Avec la crise, la numérisation des TPE s’est accélérée. dans un sens, c’est une bonne chose, évidemment, étant donné le retard qu’il y a dans notre pays. Mais à y regarder de plus près, le constat est plus mitigé.

Le constat est là

Le numérique, à cause de la crise, a forcé les TPE et petits commerces à se lancer dans leur transformation numérique. Etant donné le retard, c’est une bonne chose. Matériel, logiciel, ils ont du s’équiper pour s’adapter. mettre en place un site internet, un système de clic et collecte, ils ont intégré le numérique dans leur fonctionnement, enfin, pourrait-on dire. C’est plutôt un effet « positif » de cette terrible crise. Le numérique se développe.

Mais…

Oui, le numérique accélère sa croissance et nos petits commerces notamment en profitent. Les dernières études le montrent bien. Mais, quel numérique en profite vraiment ? Si on regarde les chiffres, ce n’est pas nos entreprises locales qui en profitent, du tout. Ce sont les GAFAM qui continuent d’accaparer les profits dans ce domaine, encore et toujours. Cette croissance du numérique ne nous profite donc pas du tout. Et c’est de la faute à nos dirigeants principalement. La BPI livre nos petits commerces à Amazon, Pôle Emploi forme au numérique avec Google, comme les CCI qui privilégient toujours les outils des GAFAM pour numériser nos TPE et petits commerces.

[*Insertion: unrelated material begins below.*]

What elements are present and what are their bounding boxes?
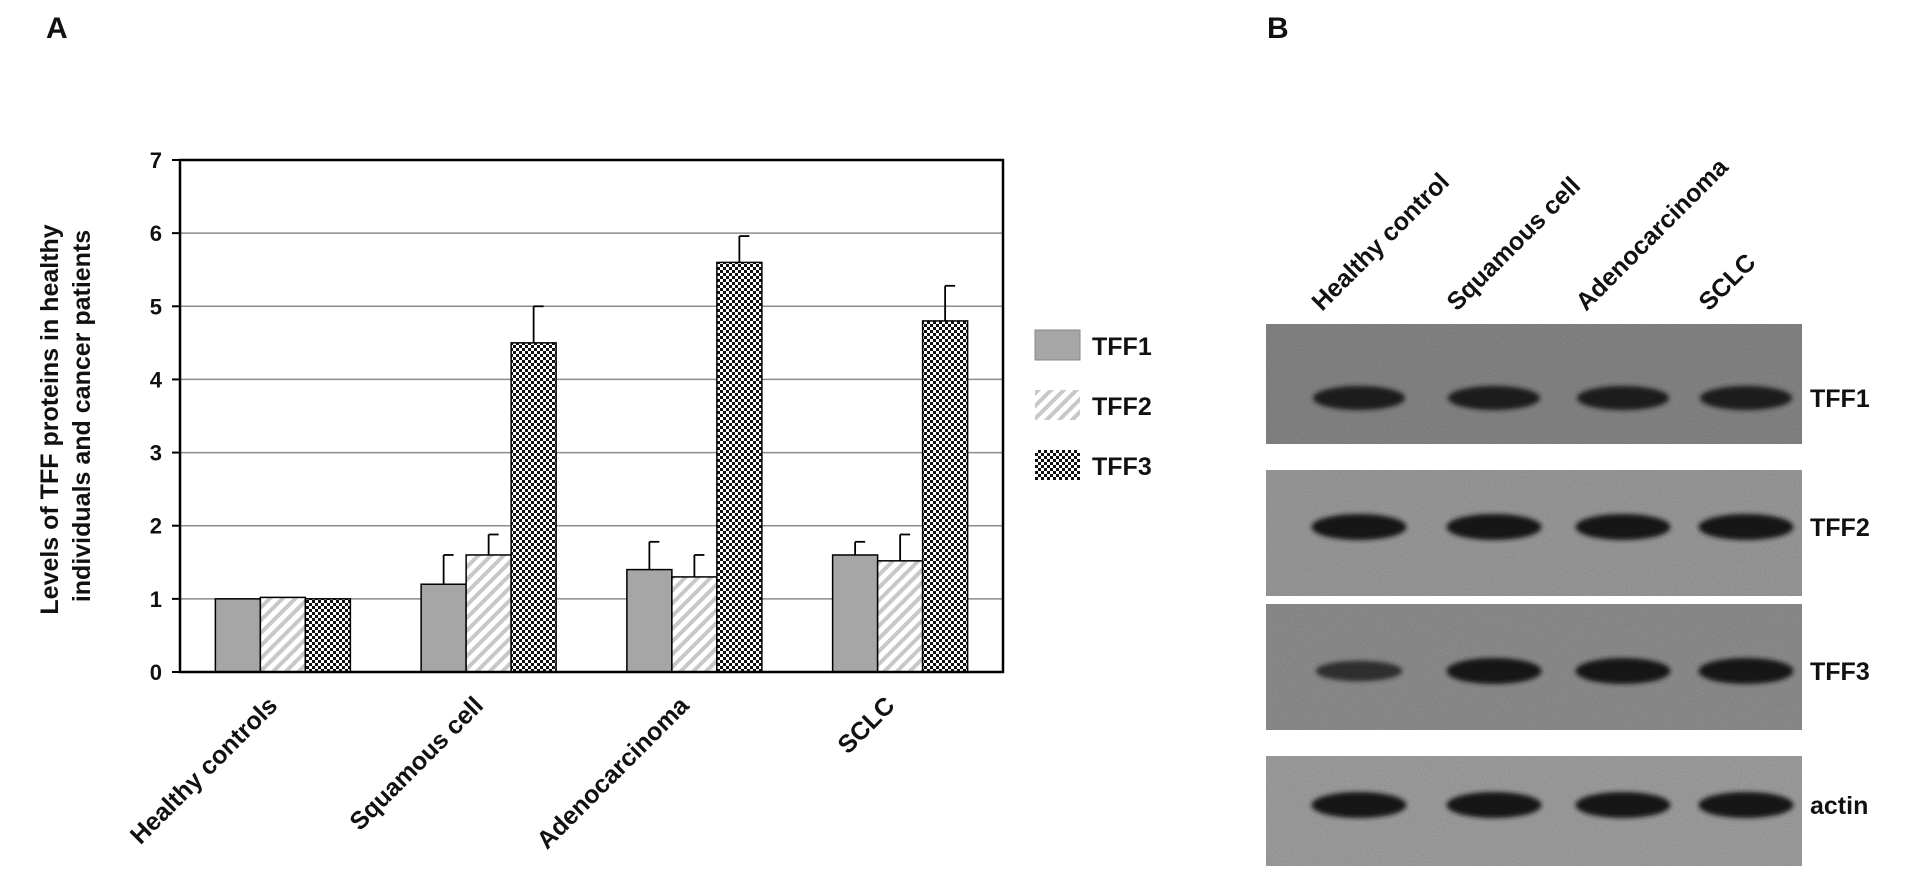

D’autres choix sont possibles

Ces choix sont catastrophiques pour nos acteurs locaux du numérique évidemment. Comment lutter face aux GAFAM dans ces conditions ?Nous avons pourtant des acteurs locaux performants qui sont présents pour accompagner nos TPE et nos petits commerces dans leur transformation numérique. Cela profiterait à toute notre économie et à nos emplois.

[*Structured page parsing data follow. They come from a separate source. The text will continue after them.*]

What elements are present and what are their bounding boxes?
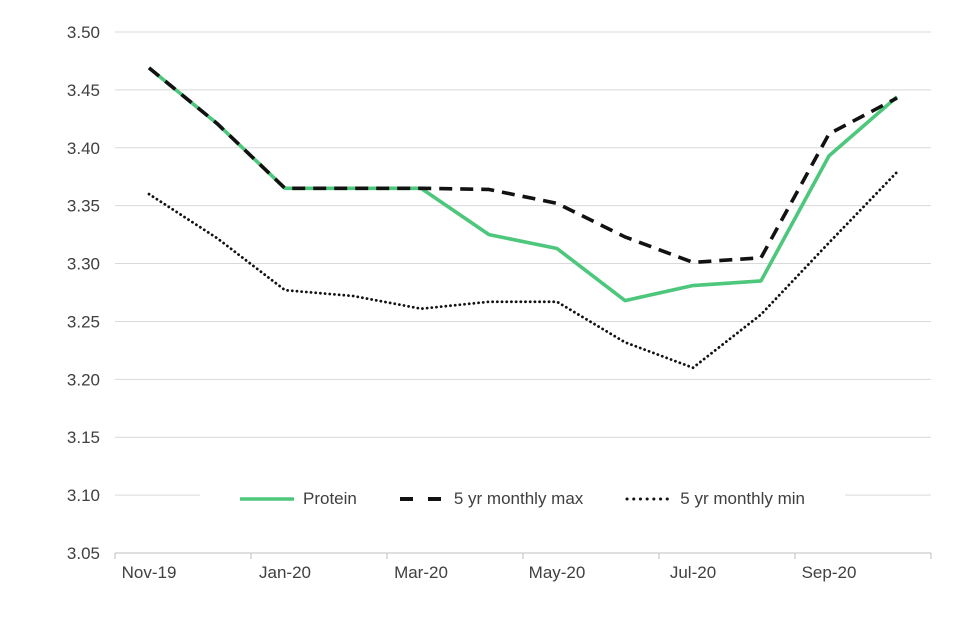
legend-item-max: 5 yr monthly max — [399, 489, 583, 509]
y-tick-label: 3.15 — [67, 428, 100, 447]
x-tick-label: Sep-20 — [802, 563, 857, 582]
series-line-protein — [147, 66, 899, 303]
legend-item-protein: Protein — [239, 489, 357, 509]
series-line-5-yr-monthly-max — [147, 66, 898, 265]
y-tick-label: 3.20 — [67, 370, 100, 389]
legend-label-max: 5 yr monthly max — [453, 489, 584, 508]
y-tick-label: 3.40 — [67, 139, 100, 158]
legend-label-protein: Protein — [302, 489, 357, 508]
x-tick-label: Mar-20 — [394, 563, 448, 582]
series-line-5-yr-monthly-min — [147, 170, 899, 370]
legend-swatch-solid-line — [239, 497, 294, 501]
y-tick-label: 3.50 — [67, 23, 100, 42]
y-tick-label: 3.05 — [67, 544, 100, 563]
x-tick-label: Nov-19 — [122, 563, 177, 582]
y-tick-label: 3.10 — [67, 486, 100, 505]
x-tick-label: Jul-20 — [670, 563, 716, 582]
y-tick-label: 3.45 — [67, 81, 100, 100]
legend-item-min: 5 yr monthly min — [625, 489, 805, 509]
x-tick-label: May-20 — [529, 563, 586, 582]
legend-label-min: 5 yr monthly min — [680, 489, 805, 508]
y-tick-label: 3.30 — [67, 255, 100, 274]
x-tick-label: Jan-20 — [259, 563, 311, 582]
y-tick-label: 3.35 — [67, 197, 100, 216]
y-tick-label: 3.25 — [67, 312, 100, 331]
legend-swatch-dotted-line — [625, 497, 672, 501]
legend-swatch-dashed-line — [399, 497, 444, 501]
legend: Protein 5 yr monthly max 5 yr monthly mi… — [200, 478, 845, 520]
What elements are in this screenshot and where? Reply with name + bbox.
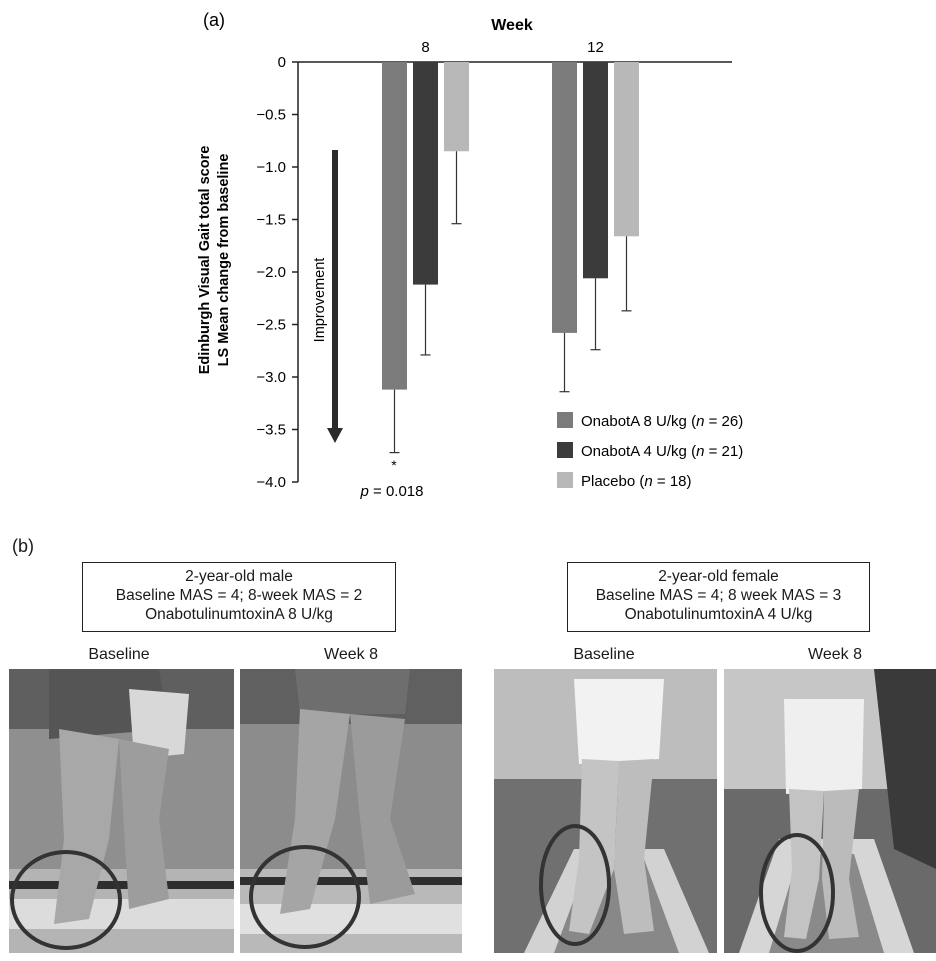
y-tick-label: −4.0 [256,474,286,491]
y-tick-label: 0 [278,54,286,71]
y-ticks: 0 −0.5 −1.0 −1.5 −2.0 −2.5 −3.0 −3.5 −4.0 [256,54,298,491]
caption-female-line3: OnabotulinumtoxinA 4 U/kg [624,606,813,623]
bar [413,62,438,285]
y-tick-label: −2.5 [256,317,286,334]
bars-group [382,62,639,454]
bar [444,62,469,152]
x-categories: 8 12 [421,39,604,56]
photo-female-baseline [494,669,717,953]
significance-asterisk: * [391,457,397,473]
bar [614,62,639,237]
legend: OnabotA 8 U/kg (n = 26) OnabotA 4 U/kg (n… [557,412,743,490]
p-symbol: p [360,483,369,500]
legend-label: OnabotA 8 U/kg (n = 26) [581,413,743,430]
caption-female-line2: Baseline MAS = 4; 8 week MAS = 3 [595,587,842,604]
caption-female: 2-year-old female Baseline MAS = 4; 8 we… [567,562,870,632]
legend-swatch [557,442,573,458]
photo-title-female-baseline: Baseline [573,646,635,663]
photo-title-male-baseline: Baseline [88,646,150,663]
y-tick-label: −1.5 [256,212,286,229]
bar [382,62,407,390]
legend-label: Placebo (n = 18) [581,473,692,490]
photo-title-male-week8: Week 8 [324,646,378,663]
caption-male-line1: 2-year-old male [185,568,293,585]
photo-male-baseline [9,669,234,953]
y-axis-label-line1: Edinburgh Visual Gait total score [197,146,213,375]
caption-male: 2-year-old male Baseline MAS = 4; 8-week… [82,562,396,632]
panel-a-label: (a) [203,10,225,30]
y-axis-label-line2: LS Mean change from baseline [216,154,232,367]
y-tick-label: −3.5 [256,422,286,439]
x-category-label: 12 [587,39,604,56]
y-tick-label: −3.0 [256,369,286,386]
photo-female-week8 [724,669,936,953]
x-category-label: 8 [421,39,429,56]
y-tick-label: −1.0 [256,159,286,176]
caption-male-line2: Baseline MAS = 4; 8-week MAS = 2 [115,587,363,604]
y-tick-label: −2.0 [256,264,286,281]
p-value-annotation: p = 0.018 [360,483,424,500]
bar [552,62,577,333]
p-value-text: = 0.018 [369,483,424,500]
legend-swatch [557,412,573,428]
photo-title-female-week8: Week 8 [808,646,862,663]
gait-score-bar-chart: (a) Week 0 −0.5 −1.0 −1.5 −2.0 −2.5 −3.0 −3.5 −4… [197,10,743,500]
legend-swatch [557,472,573,488]
caption-female-line1: 2-year-old female [658,568,779,585]
panel-b-label: (b) [12,536,34,556]
legend-label: OnabotA 4 U/kg (n = 21) [581,443,743,460]
photo-male-week8 [240,669,462,953]
chart-title: Week [491,17,533,34]
bar [583,62,608,279]
improvement-label: Improvement [312,258,328,343]
caption-male-line3: OnabotulinumtoxinA 8 U/kg [145,606,333,623]
y-tick-label: −0.5 [256,107,286,124]
improvement-arrow [327,150,343,443]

Pourquoi ne pas faire appel à eux ? C’est impensable, on se tire une balle dans le pied avec ces décisions qui vont à l’inverse de ce qu’il faudrait faire. Nos acteurs éthiques sont pourtant présent, tel Open-DSI, SmartRezo, Watcha, Teachreo, Mailo, Ikoula et d’autres encore.

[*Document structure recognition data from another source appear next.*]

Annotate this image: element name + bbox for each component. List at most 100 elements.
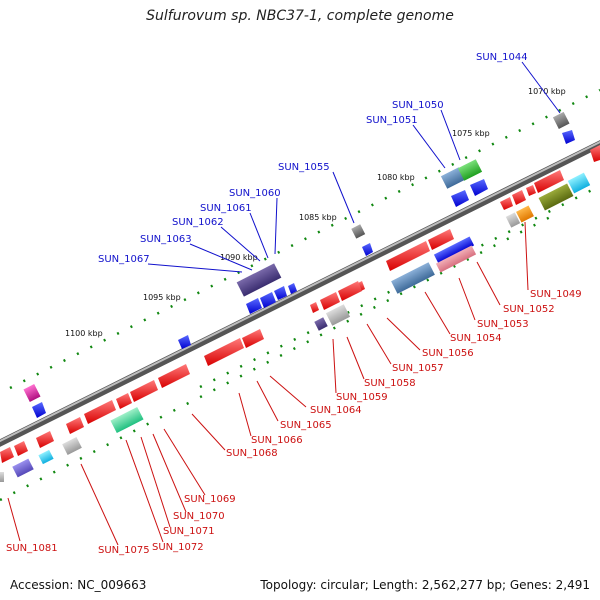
gene-orange[interactable] bbox=[516, 205, 534, 223]
gene-red[interactable] bbox=[534, 170, 564, 193]
gene-label-sun-1063[interactable]: SUN_1063 bbox=[140, 234, 192, 245]
gene-fwd[interactable] bbox=[470, 179, 488, 196]
gene-label-sun-1067[interactable]: SUN_1067 bbox=[98, 254, 150, 265]
gene-label-sun-1056[interactable]: SUN_1056 bbox=[422, 348, 474, 359]
gene-label-sun-1051[interactable]: SUN_1051 bbox=[366, 115, 418, 126]
gene-olive[interactable] bbox=[538, 183, 574, 211]
gene-cyan[interactable] bbox=[38, 449, 54, 465]
backbone-genes-top bbox=[66, 170, 564, 434]
gene-red[interactable] bbox=[242, 329, 264, 348]
reverse-leader-lines bbox=[7, 221, 529, 546]
kbp-tick-label: 1085 kbp bbox=[299, 213, 337, 222]
gene-red[interactable] bbox=[0, 447, 14, 463]
gene-red[interactable] bbox=[14, 441, 28, 456]
gene-label-sun-1061[interactable]: SUN_1061 bbox=[200, 203, 252, 214]
gene-fwd[interactable] bbox=[451, 190, 469, 207]
gene-label-sun-1072[interactable]: SUN_1072 bbox=[152, 542, 204, 553]
reverse-strand-genes bbox=[0, 172, 591, 482]
gene-fwd[interactable] bbox=[362, 243, 373, 256]
gene-label-sun-1060[interactable]: SUN_1060 bbox=[229, 188, 281, 199]
gene-label-sun-1064[interactable]: SUN_1064 bbox=[310, 405, 362, 416]
gene-violet[interactable] bbox=[12, 458, 34, 478]
gene-label-sun-1065[interactable]: SUN_1065 bbox=[280, 420, 332, 431]
gene-label-sun-1050[interactable]: SUN_1050 bbox=[392, 100, 444, 111]
gene-label-sun-1069[interactable]: SUN_1069 bbox=[184, 494, 236, 505]
forward-strand-genes bbox=[23, 111, 600, 418]
gene-fwd[interactable] bbox=[32, 402, 46, 418]
gene-sun-1052[interactable] bbox=[435, 245, 477, 273]
gene-label-sun-1044[interactable]: SUN_1044 bbox=[476, 52, 528, 63]
inner-scale-line-bottom bbox=[0, 210, 561, 502]
gene-label-sun-1055[interactable]: SUN_1055 bbox=[278, 162, 330, 173]
kbp-tick-label: 1075 kbp bbox=[452, 129, 490, 138]
gene-label-sun-1059[interactable]: SUN_1059 bbox=[336, 392, 388, 403]
gene-red[interactable] bbox=[116, 393, 132, 409]
topology-text: Topology: circular; Length: 2,562,277 bp… bbox=[260, 578, 590, 592]
gene-sun-1045[interactable] bbox=[562, 130, 575, 144]
gene-label-sun-1062[interactable]: SUN_1062 bbox=[172, 217, 224, 228]
gene-red[interactable] bbox=[158, 364, 190, 388]
gene-label-sun-1058[interactable]: SUN_1058 bbox=[364, 378, 416, 389]
gene-sun-1064[interactable] bbox=[314, 317, 328, 331]
forward-gene-labels: SUN_1044 SUN_1050 SUN_1051 SUN_1055 SUN_… bbox=[98, 52, 528, 265]
gene-label-sun-1071[interactable]: SUN_1071 bbox=[163, 526, 215, 537]
gene-red[interactable] bbox=[204, 338, 244, 366]
gene-label-sun-1054[interactable]: SUN_1054 bbox=[450, 333, 502, 344]
gene-fwd[interactable] bbox=[274, 286, 287, 300]
gene-sun-1055[interactable] bbox=[351, 224, 366, 239]
gene-fwd[interactable] bbox=[288, 283, 297, 294]
gene-sun-1071[interactable] bbox=[110, 406, 144, 434]
gene-red[interactable] bbox=[66, 417, 84, 434]
gene-label-sun-1070[interactable]: SUN_1070 bbox=[173, 511, 225, 522]
kbp-tick-labels: 1070 kbp 1075 kbp 1080 kbp 1085 kbp 1090… bbox=[65, 87, 566, 338]
gene-sun-1061[interactable] bbox=[236, 263, 282, 297]
gene-red[interactable] bbox=[84, 400, 116, 424]
gene-label-sun-1052[interactable]: SUN_1052 bbox=[503, 304, 555, 315]
gene-cyan[interactable] bbox=[567, 172, 591, 194]
gene-sun-1044[interactable] bbox=[552, 111, 570, 129]
genome-title: Sulfurovum sp. NBC37-1, complete genome bbox=[146, 8, 454, 24]
kbp-tick-label: 1100 kbp bbox=[65, 329, 103, 338]
gene-label-sun-1049[interactable]: SUN_1049 bbox=[530, 289, 582, 300]
kbp-tick-label: 1070 kbp bbox=[528, 87, 566, 96]
gene-sun-1053[interactable] bbox=[433, 236, 475, 264]
gene-red[interactable] bbox=[36, 431, 54, 448]
reverse-gene-labels: SUN_1049 SUN_1052 SUN_1053 SUN_1054 SUN_… bbox=[6, 289, 582, 556]
gene-gray[interactable] bbox=[0, 472, 4, 482]
gene-red[interactable] bbox=[526, 185, 536, 196]
kbp-tick-label: 1080 kbp bbox=[377, 173, 415, 182]
gene-red[interactable] bbox=[310, 302, 319, 313]
gene-fwd[interactable] bbox=[590, 145, 600, 162]
gene-label-sun-1066[interactable]: SUN_1066 bbox=[251, 435, 303, 446]
gene-label-sun-1057[interactable]: SUN_1057 bbox=[392, 363, 444, 374]
gene-red[interactable] bbox=[428, 229, 454, 250]
gene-fwd[interactable] bbox=[260, 292, 276, 308]
kbp-scale-line bbox=[9, 88, 600, 390]
gene-label-sun-1068[interactable]: SUN_1068 bbox=[226, 448, 278, 459]
gene-fwd[interactable] bbox=[246, 298, 262, 314]
accession-text: Accession: NC_009663 bbox=[10, 578, 147, 592]
gene-red[interactable] bbox=[130, 380, 158, 402]
forward-leader-lines bbox=[147, 61, 561, 273]
gene-sun-1051[interactable] bbox=[440, 167, 466, 189]
gene-red[interactable] bbox=[320, 292, 340, 310]
gene-red[interactable] bbox=[338, 281, 362, 301]
gene-red[interactable] bbox=[500, 197, 513, 210]
gene-label-sun-1053[interactable]: SUN_1053 bbox=[477, 319, 529, 330]
kbp-tick-label: 1090 kbp bbox=[220, 253, 258, 262]
gene-sun-1050[interactable] bbox=[457, 159, 483, 181]
gene-red[interactable] bbox=[512, 190, 526, 205]
gene-label-sun-1081[interactable]: SUN_1081 bbox=[6, 543, 58, 554]
gene-sun-1056[interactable] bbox=[391, 262, 435, 294]
gene-sun-1059[interactable] bbox=[325, 304, 351, 326]
gene-red[interactable] bbox=[386, 241, 430, 271]
gene-sun-1075[interactable] bbox=[62, 437, 82, 455]
kbp-tick-label: 1095 kbp bbox=[143, 293, 181, 302]
gene-sun-1067[interactable] bbox=[178, 335, 191, 349]
gene-gray[interactable] bbox=[505, 212, 521, 228]
genome-backbone bbox=[0, 140, 600, 447]
gene-label-sun-1075[interactable]: SUN_1075 bbox=[98, 545, 150, 556]
gene-magenta[interactable] bbox=[23, 384, 41, 402]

Sans compter que le domaine de l’open source, en France, est vraiment présent et performant, en forte croissance même, comme le prouve les dernières études. Pourquoi ne pas faire appel à ce secteur très dynamique qui pourrait aider notre économie ? C’est d’ailleurs ce que demande certains acteurs, suite notamment au rapport Bothorel. Il est temps d’agir avant qu’il ne soit trop tard.

En conclusion

Comme on peut le voir, la situation est plus que mitigée. Le numérique se développe et nos TPE rattrapent un peu leur retard, mais cela se fait au détriment total de notre économie et de nos acteurs locaux, ce qui est un non-sens total. Il faut se mobiliser.